Der dienstälteste Coach der Liga hat aus freien Stücken sein Amt niedergelegt, er hat die Borussia aus dem Dunkel ans Licht geführt und die erfolgreichste Episode seit über 30 Jahren geschrieben. Er hat aber auch, und das ist die besondere Tragik an der Geschichte, den Verein jetzt genau da wieder hinterlassen, wo er ihn im Winter 2011 vorgefunden hatte: Ganz am Ende der Tabelle.

Von "nachvollziehbar" bis "unwürdig, stillos und feige" bieten die Kommentare in den Medien die ganze Bandbreite an Einschätzungen. Fraglos aber bleibt festzuhalten, dass Favre Borussia Mönchengladbach komplett auf dem falschen Fuß erwischt hat. Es liegt kein Alternativplan in der Schublade von Sportdirektor Max Eberl, der Favre vor wenigen Tagen erst noch als "unrauswerfbar" bezeichnet hatte.

Und auch wenn Eberl den Rücktritt weiterhin nicht akzeptieren will, muss er doch seit Sonntagabend an einem Plan B stricken. Mönchengladbach steht vor dem Heimspiel gegen Augsburg am Mittwoch ohne Trainer da und realistische und auch kurzfristig verfügbare Optionen stehen nicht gerade unbegrenzt zur Verfügung. Zudem hat sich Favre in Mönchengladbach einen Status erarbeitet, der gottgleich war. Es ist eine überdimensioniert große Aufgabe, die auf seinen Nachfolger wartet.

Klopp ein Kandidat?

Aber vielleicht, wenn der erste Schock überwunden ist, träumen die Verantwortlichen ja auch einen großen Traum. Der erste Reflex führt zu Jürgen Klopp. Der war bis zum Sommer das Dortmunder Äquivalent zu Favre, der Über-Trainer, der die Liga kennt, die Sprache spricht, für Erfolg steht und natürlich auf dem Markt wäre.
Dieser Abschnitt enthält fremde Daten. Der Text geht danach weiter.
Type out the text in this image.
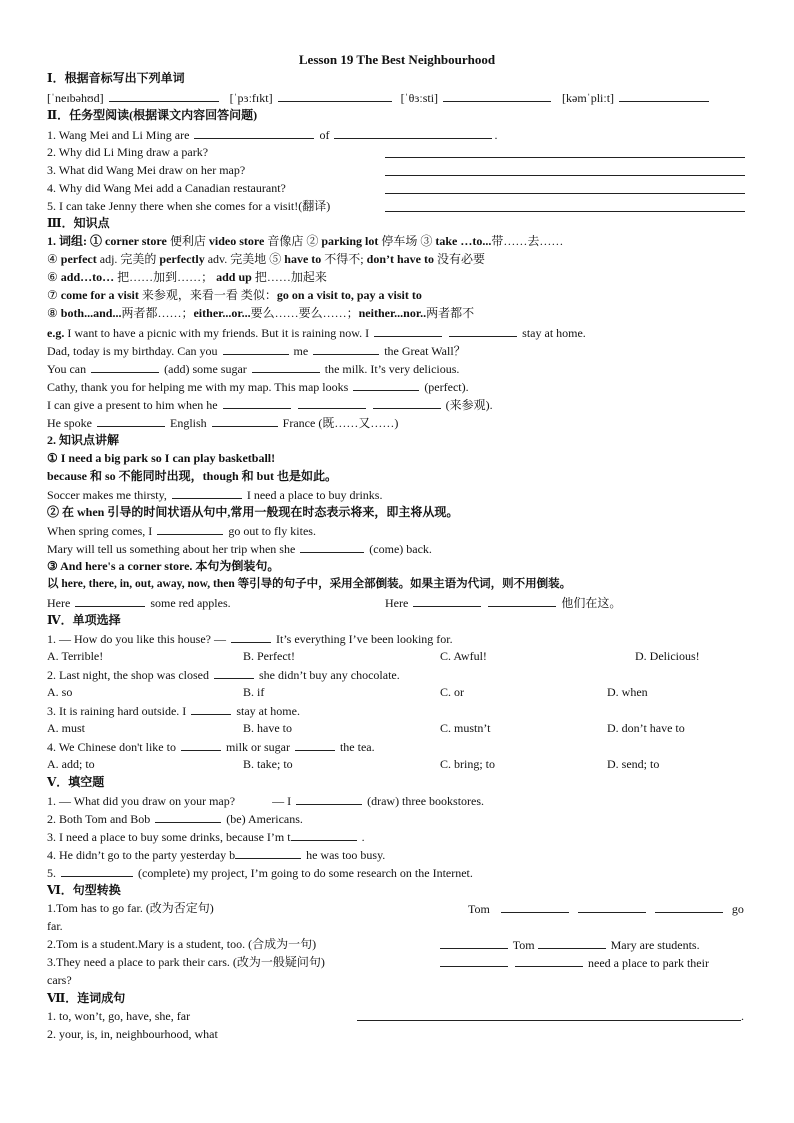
Lesson 19 The Best Neighbourhood
Ⅰ．根据音标写出下列单词
[ˈneɪbəhʊd]	[ˈpɜːfɪkt]	[ˈθɜːsti]	[kəmˈpliːt]
Ⅱ．任务型阅读(根据课文内容回答问题)
1. Wang Mei and Li Ming are	of	.
2. Why did Li Ming draw a park?
3. What did Wang Mei draw on her map?
4. Why did Wang Mei add a Canadian restaurant?
5. I can take Jenny there when she comes for a visit!(翻译)
Ⅲ．知识点
1. 词组: ① corner store 便利店 video store 音像店 ② parking lot 停车场 ③ take …to...带……去……
④ perfect adj. 完美的 perfectly adv. 完美地 ⑤ have to 不得不; don’t have to 没有必要
⑥ add…to… 把……加到……； add up 把……加起来
⑦ come for a visit 来参观，来看一看 类似：go on a visit to, pay a visit to
⑧ both...and...两者都……；either...or...要么……要么……；neither...nor..两者都不
e.g. I want to have a picnic with my friends. But it is raining now. I	stay at home.
Dad, today is my birthday. Can you	me	the Great Wall？
You can	(add) some sugar	the milk. It’s very delicious.
Cathy, thank you for helping me with my map. This map looks	(perfect).
I can give a present to him when he	(来参观).
He spoke	English	France (既……又……)
2. 知识点讲解
① I need a big park so I can play basketball!
because 和 so 不能同时出现，though 和 but 也是如此。
Soccer makes me thirsty,	I need a place to buy drinks.
② 在 when 引导的时间状语从句中,常用一般现在时态表示将来，即主将从现。
When spring comes, I	go out to fly kites.
Mary will tell us something about her trip when she	(come) back.
③ And here's a corner store. 本句为倒装句。
以 here, there, in, out, away, now, then 等引导的句子中，采用全部倒装。如果主语为代词，则不用倒装。
Here	some red apples.	Here	他们在这。
Ⅳ．单项选择
1. — How do you like this house? —	It’s everything I’ve been looking for.
A. Terrible!	B. Perfect!	C. Awful!	D. Delicious!
2. Last night, the shop was closed	she didn’t buy any chocolate.
A. so	B. if	C. or	D. when
3. It is raining hard outside. I	stay at home.
A. must	B. have to	C. mustn’t	D. don’t have to
4. We Chinese don't like to	milk or sugar	the tea.
A. add; to	B. take; to	C. bring; to	D. send; to
Ⅴ．填空题
1. — What did you draw on your map?	— I	(draw) three bookstores.
2. Both Tom and Bob	(be) Americans.
3. I need a place to buy some drinks, because I’m t	.
4. He didn’t go to the party yesterday b	he was too busy.
5.	(complete) my project, I’m going to do some research on the Internet.
Ⅵ．句型转换
1.Tom has to go far. (改为否定句)	Tom	go
far.
2.Tom is a student.Mary is a student, too. (合成为一句)	Tom	Mary are students.
3.They need a place to park their cars. (改为一般疑问句)	need a place to park their
cars?
Ⅶ．连词成句
1. to, won’t, go, have, she, far	.
2. your, is, in, neighbourhood, what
Klopp nimmt sich nach sieben Jahren als Dortmund-Coach derzeit eine Auszeit. Wann er diese beenden will, ließ er offenbar bewusst stets offen. Bei einigen englischen Topklubs stand er ganz oben auf dem Zettel, in Deutschland scheint nach Dortmund nur ein Wechsel zu den Bayern als einzig logischer Schritt.

Pep Guardiolas Vertrag endet im Sommer 2016, der Spanier hat noch nicht durchblicken lassen, ob er zu einer Verlängerung bereit wäre. Man schlussfolgert nicht zu kühn, wenn man behauptet, dass Guardiolas Zukunft auch die von Klopp unmittelbar beeinflussen dürfte.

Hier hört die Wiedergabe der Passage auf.